According to Sherwin Williams’ Director of Color Marketing, black is the new white, and it’s more complex than you might think.
Flip through a design magazine or browse Pinterest and it quickly becomes clear that after years of white walls, saturated, deep hues are back, making their mark on everything from fixtures to furniture. Leading the pack is bold, statement-making black.
Why now? The rise of black and other dark, moody colors could be a reaction to the neutrals and whites of the Scandinavian minimalism that dominated the first half of the 2010s.
“It’s a pendulum swing. We were all so in love with stripping back and getting to the essence of things. Now rich color is absolutely everywhere. People are hungry for it.”
Sue Wadden, director of color marketing at Sherwin-Williams
Not just the absence of color.
It might seem like a simple color, but black actually encompasses a broad spectrum of undertones. Wadden points to an iconic color in the Southeast called Charleston black, a historic black with green undertones often seen on lampposts and doors. Yet blacks that contain purple undertones can look glossy like an oil slick. And if you add yellow to a rich warm black, the resulting effect is bronze-hued.
Designer Tip: Consider whether your home includes warmer or cooler hues so you can choose a black shade that complements the colors you’re already using.
Not as scary as it seems.
Though the black and darker color trend might be intimidating to those who love neutrals or lighter colors, Wadden assures it can work for everyone.

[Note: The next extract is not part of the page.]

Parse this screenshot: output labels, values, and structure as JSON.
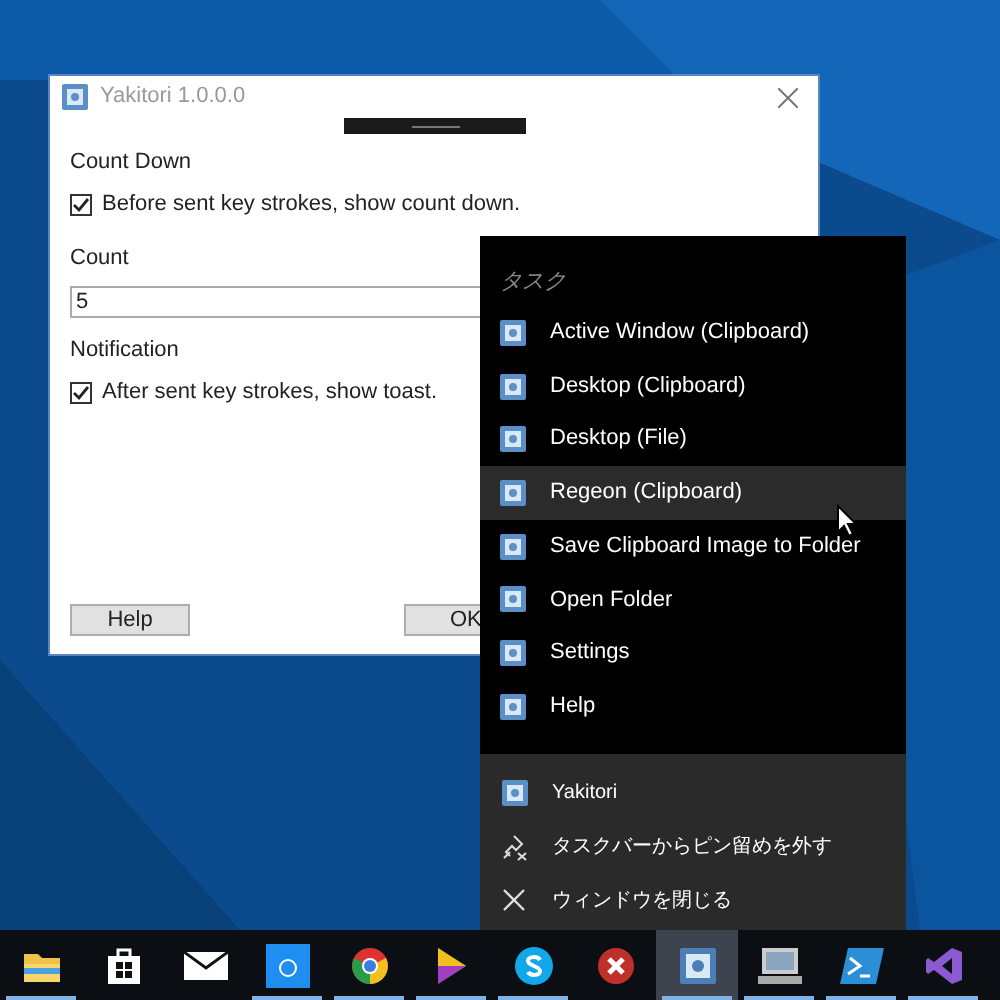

Designer Tip: Start small by painting the inside of bookshelves or a curio cabinet. Or try a bathroom, library, accent wall, or what Wadden calls a “peekaboo room”—a room that is visible from another room where you spend more time. Consider how much light the room gets. “It’s important to make sure there’s at least one window in the space or plenty of lamps and other lighting to offset the need for daylight,” said Wadden. “Make sure there’s enough lighting to create brightness in a space because you don’t want to get eye fatigue.”

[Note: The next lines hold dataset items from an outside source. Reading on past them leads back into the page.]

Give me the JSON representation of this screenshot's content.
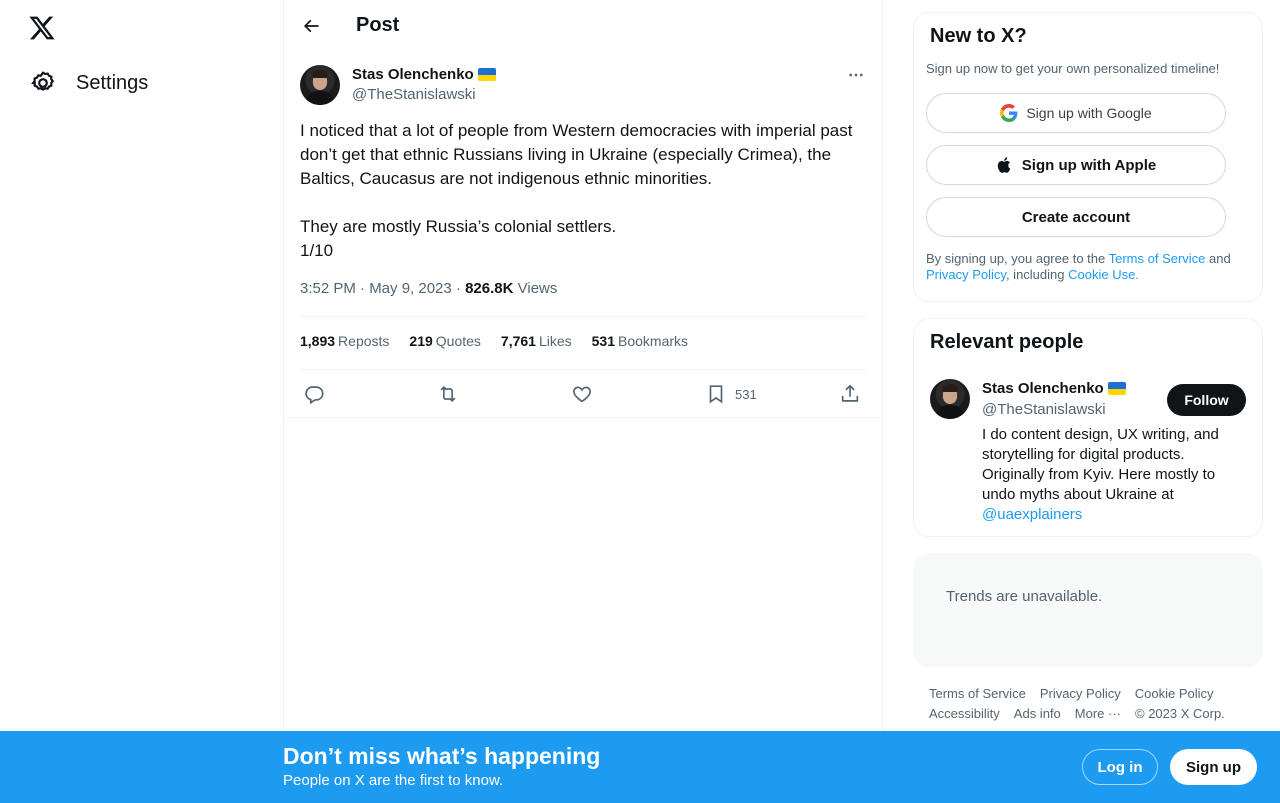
{
  "nav": {
    "logo_icon": "x-logo-icon",
    "settings_label": "Settings"
  },
  "header": {
    "title": "Post"
  },
  "post": {
    "author_name": "Stas Olenchenko",
    "author_handle": "@TheStanislawski",
    "text": "I noticed that a lot of people from Western democracies with imperial past don’t get that ethnic Russians living in Ukraine (especially Crimea), the Baltics, Caucasus are not indigenous ethnic minorities.\n\nThey are mostly Russia’s colonial settlers.\n1/10",
    "timestamp": "3:52 PM · May 9, 2023",
    "separator": " · ",
    "views_count": "826.8K",
    "views_label": "Views",
    "stats": {
      "reposts_count": "1,893",
      "reposts_label": "Reposts",
      "quotes_count": "219",
      "quotes_label": "Quotes",
      "likes_count": "7,761",
      "likes_label": "Likes",
      "bookmarks_count": "531",
      "bookmarks_label": "Bookmarks"
    },
    "bookmark_action_count": "531"
  },
  "signup": {
    "title": "New to X?",
    "subtitle": "Sign up now to get your own personalized timeline!",
    "google_label": "Sign up with Google",
    "apple_label": "Sign up with Apple",
    "create_label": "Create account",
    "legal_prefix": "By signing up, you agree to the ",
    "terms_link": "Terms of Service",
    "legal_and": " and ",
    "privacy_link": "Privacy Policy",
    "legal_including": ", including ",
    "cookie_link": "Cookie Use."
  },
  "people": {
    "title": "Relevant people",
    "name": "Stas Olenchenko",
    "handle": "@TheStanislawski",
    "follow_label": "Follow",
    "bio": "I do content design, UX writing, and storytelling for digital products. Originally from Kyiv. Here mostly to undo myths about Ukraine at",
    "bio_link": "@uaexplainers"
  },
  "trends": {
    "text": "Trends are unavailable."
  },
  "footer": {
    "links": [
      "Terms of Service",
      "Privacy Policy",
      "Cookie Policy",
      "Accessibility",
      "Ads info",
      "More ···",
      "© 2023 X Corp."
    ]
  },
  "banner": {
    "title": "Don’t miss what’s happening",
    "subtitle": "People on X are the first to know.",
    "login_label": "Log in",
    "signup_label": "Sign up"
  },
  "colors": {
    "accent": "#1d9bf0",
    "text_primary": "#0f1419",
    "text_secondary": "#536471"
  }
}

A crisp look on interior windows.
If painting a room sounds like too big of a commitment, black windows or doors offer subtler hints of dark color without overwhelming a space. Instead of blending into the walls, black windows become almost like a picture frame, framing the view outdoors.
Designer Tip: Don’t feel limited by your design style, because many home styles can incorporate black interior windows. A lake house with driftwood colors, neutrals, and pops of black on windows and doors conveys a coastal vibe. A casual California modern style could include black windows, black trim, light walls, and light furnishings. A downtown masculine loft with an industrial look might use reclaimed wood, exposed brick, and black windows. Using Marvin’s dark interior finishes, including Designer Black for Wood-Ultrex, with any of these styles can create a crisp, streamlined look in the home.

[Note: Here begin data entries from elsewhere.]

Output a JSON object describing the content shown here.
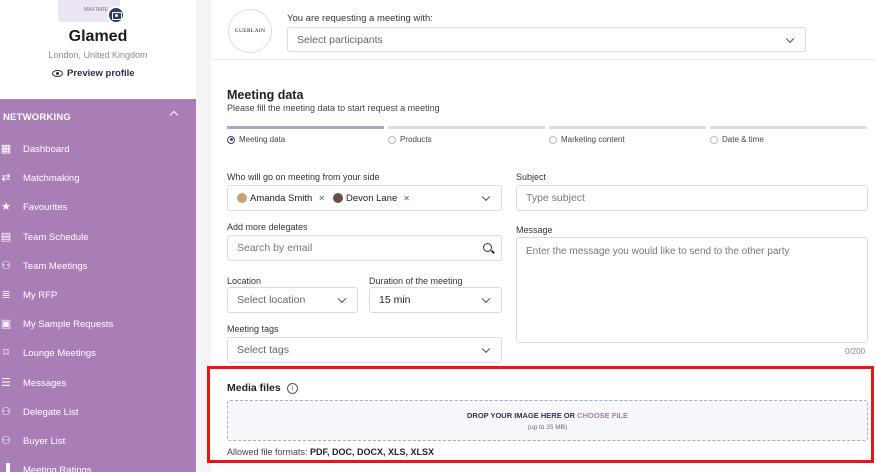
{
  "profile": {
    "company_name": "Glamed",
    "location": "London, United Kingdom",
    "preview_label": "Preview profile",
    "card_scribble": "✧ ∿",
    "card_text": "MAXTARE"
  },
  "nav": {
    "section_label": "NETWORKING",
    "items": [
      {
        "label": "Dashboard",
        "icon": "dashboard-icon",
        "glyph": "▦"
      },
      {
        "label": "Matchmaking",
        "icon": "matchmaking-icon",
        "glyph": "⇄"
      },
      {
        "label": "Favourites",
        "icon": "star-icon",
        "glyph": "★"
      },
      {
        "label": "Team Schedule",
        "icon": "calendar-icon",
        "glyph": "▤"
      },
      {
        "label": "Team Meetings",
        "icon": "team-icon",
        "glyph": "⚇"
      },
      {
        "label": "My RFP",
        "icon": "rfp-icon",
        "glyph": "≣"
      },
      {
        "label": "My Sample Requests",
        "icon": "sample-icon",
        "glyph": "▣"
      },
      {
        "label": "Lounge Meetings",
        "icon": "lounge-icon",
        "glyph": "⌑"
      },
      {
        "label": "Messages",
        "icon": "messages-icon",
        "glyph": "☰"
      },
      {
        "label": "Delegate List",
        "icon": "delegates-icon",
        "glyph": "⚇"
      },
      {
        "label": "Buyer List",
        "icon": "buyers-icon",
        "glyph": "⚇"
      },
      {
        "label": "Meeting Ratings",
        "icon": "ratings-icon",
        "glyph": "▐"
      }
    ]
  },
  "request": {
    "logo_text": "GUERLAIN",
    "label": "You are requesting a meeting with:",
    "participants_placeholder": "Select participants"
  },
  "meeting": {
    "title": "Meeting data",
    "subtitle": "Please fill the meeting data to start request a meeting",
    "steps": [
      "Meeting data",
      "Products",
      "Marketing content",
      "Date & time"
    ],
    "active_step": 0
  },
  "form": {
    "who_label": "Who will go on meeting from your side",
    "attendees": [
      "Amanda Smith",
      "Devon Lane"
    ],
    "delegates_label": "Add more delegates",
    "delegates_placeholder": "Search by email",
    "location_label": "Location",
    "location_placeholder": "Select location",
    "duration_label": "Duration of the meeting",
    "duration_value": "15 min",
    "tags_label": "Meeting tags",
    "tags_placeholder": "Select tags",
    "subject_label": "Subject",
    "subject_placeholder": "Type subject",
    "message_label": "Message",
    "message_placeholder": "Enter the message you would like to send to the other party",
    "message_counter": "0/200"
  },
  "media": {
    "title": "Media files",
    "drop_text": "DROP YOUR IMAGE HERE OR",
    "choose_text": "CHOOSE FILE",
    "size_note": "(up to 25 MB)",
    "allowed_label": "Allowed file formats:",
    "allowed_formats": "PDF, DOC, DOCX, XLS, XLSX"
  },
  "colors": {
    "sidebar": "#a97db6",
    "highlight": "#e8141c",
    "accent": "#3b4670"
  }
}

Black exteriors for a boost in curb appeal.
Choosing black instead of white or wood gives a home’s exterior a punch.
“I love painted brick and black windows,” said Wadden. “People that are tired of Tudor-style brick homes are taking a risk and painting white or really light body colors and then putting in black windows, and it looks awesome. It’s almost like a French chateau or plantation-style home from the South. And the key to that look is a dark window.”
Designer Tip: Out-of-the-box black interiors don’t have to be relegated to windows alone. Wadden points to a resurgence in popularity for the 18th-century Japanese technique of shou sugi ban, which involves firing wood to oxidize it and achieve a deep matte black finish that’s being increasingly used as a visually interesting exterior treatment.
With doors and hardware, smaller doses make a statement.
Black doors are another way to try the trend, and black hardware, like Marvin and Integrity’s matte black hardware options, can be a powerful way to make a statement in any room. “Paired with a diverse array of hues, against a flat backdrop or bold texture, these fixtures always look sharp, fresh, and new,” said Christa Pirl in Domino. “This finish works with styles as diverse as soft modernism and farmhouse industrial, and everything in between.”
Designer Tip: Start with small black accents, whether it be door or window hardware, faucets or accent pieces like pottery or vases. Work your way up to larger statements like painted black interiors on doors. Whether you choose to try black in smaller doses or throughout an entire room, black is back and it doesn’t seem like it’s going anywhere. “I think this is going to be defining for 2020 and the next decade,” said Wadden. “This is going to be a trend that’s here to stay.”